I had intended to finish this piece with the following quote by Volataire:

‘What a fuss about an omelette!’ he had exclaimed when he heard of the burning. How abominably unjust to persecute a man for such an airy trifle as that!

 

It is from this that we hear the somewhat tired and overused saying, “I disapprove of what you say, but I will defend to the death your right to say it”. This is commonly misattributed to Voltaire, instead, these are the words of a biographer of Voltaire Evelyn Hall, whose aim it was to summarise Voltaire’s ideas on the freedom of speech.

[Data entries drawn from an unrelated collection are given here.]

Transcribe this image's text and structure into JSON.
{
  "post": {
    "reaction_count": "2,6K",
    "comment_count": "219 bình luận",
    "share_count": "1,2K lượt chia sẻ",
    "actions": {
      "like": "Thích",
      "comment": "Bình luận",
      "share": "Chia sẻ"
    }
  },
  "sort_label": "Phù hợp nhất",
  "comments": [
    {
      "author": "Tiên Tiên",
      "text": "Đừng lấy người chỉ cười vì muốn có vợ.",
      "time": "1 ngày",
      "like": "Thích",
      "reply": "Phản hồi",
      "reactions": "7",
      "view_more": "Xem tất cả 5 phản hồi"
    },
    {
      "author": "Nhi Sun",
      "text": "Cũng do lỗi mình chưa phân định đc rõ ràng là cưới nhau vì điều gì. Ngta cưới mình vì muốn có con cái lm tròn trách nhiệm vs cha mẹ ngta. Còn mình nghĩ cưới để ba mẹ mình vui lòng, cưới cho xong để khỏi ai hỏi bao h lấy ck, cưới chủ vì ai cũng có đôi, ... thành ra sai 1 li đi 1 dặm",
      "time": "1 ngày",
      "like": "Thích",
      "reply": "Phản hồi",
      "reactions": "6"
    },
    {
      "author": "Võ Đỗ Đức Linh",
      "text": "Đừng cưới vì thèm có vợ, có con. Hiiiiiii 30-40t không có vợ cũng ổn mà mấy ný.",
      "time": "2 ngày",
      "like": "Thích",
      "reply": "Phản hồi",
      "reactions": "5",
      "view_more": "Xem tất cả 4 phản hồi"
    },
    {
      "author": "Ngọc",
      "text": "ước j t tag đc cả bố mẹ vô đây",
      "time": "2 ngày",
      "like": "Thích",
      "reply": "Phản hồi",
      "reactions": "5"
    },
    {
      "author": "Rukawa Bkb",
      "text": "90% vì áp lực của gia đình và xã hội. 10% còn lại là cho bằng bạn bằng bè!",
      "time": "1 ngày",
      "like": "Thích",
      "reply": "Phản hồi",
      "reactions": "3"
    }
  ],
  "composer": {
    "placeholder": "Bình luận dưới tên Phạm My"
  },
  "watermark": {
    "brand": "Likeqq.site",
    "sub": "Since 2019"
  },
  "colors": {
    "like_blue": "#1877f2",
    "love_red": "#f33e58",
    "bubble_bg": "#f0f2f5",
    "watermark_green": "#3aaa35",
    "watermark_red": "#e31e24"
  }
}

One thing that we probably can’t deny is that this week Milo Yiannopoulos dropped the cultural libertarian version of the atomic bomb. It’s difficult to find any meaning in the destruction he’s left behind if we are to allow a person’s right to the freedom of speech to include the right to make the comments that Mr. Yiannopoulos decided to make. Despite the grotesque nature of some of his comments, I do still stand by every human’s right to be able to say whatever they wish, no matter how gratuitous, inappropriate or disgusting it might be. Ultimately the audience must be responsible and exercise their right to respond, not to listen, or marginalise people that express views that promote the suffering of others.

So for today at least, I can still say that I disagree with what Milo says, but will defend to the death his right to say it.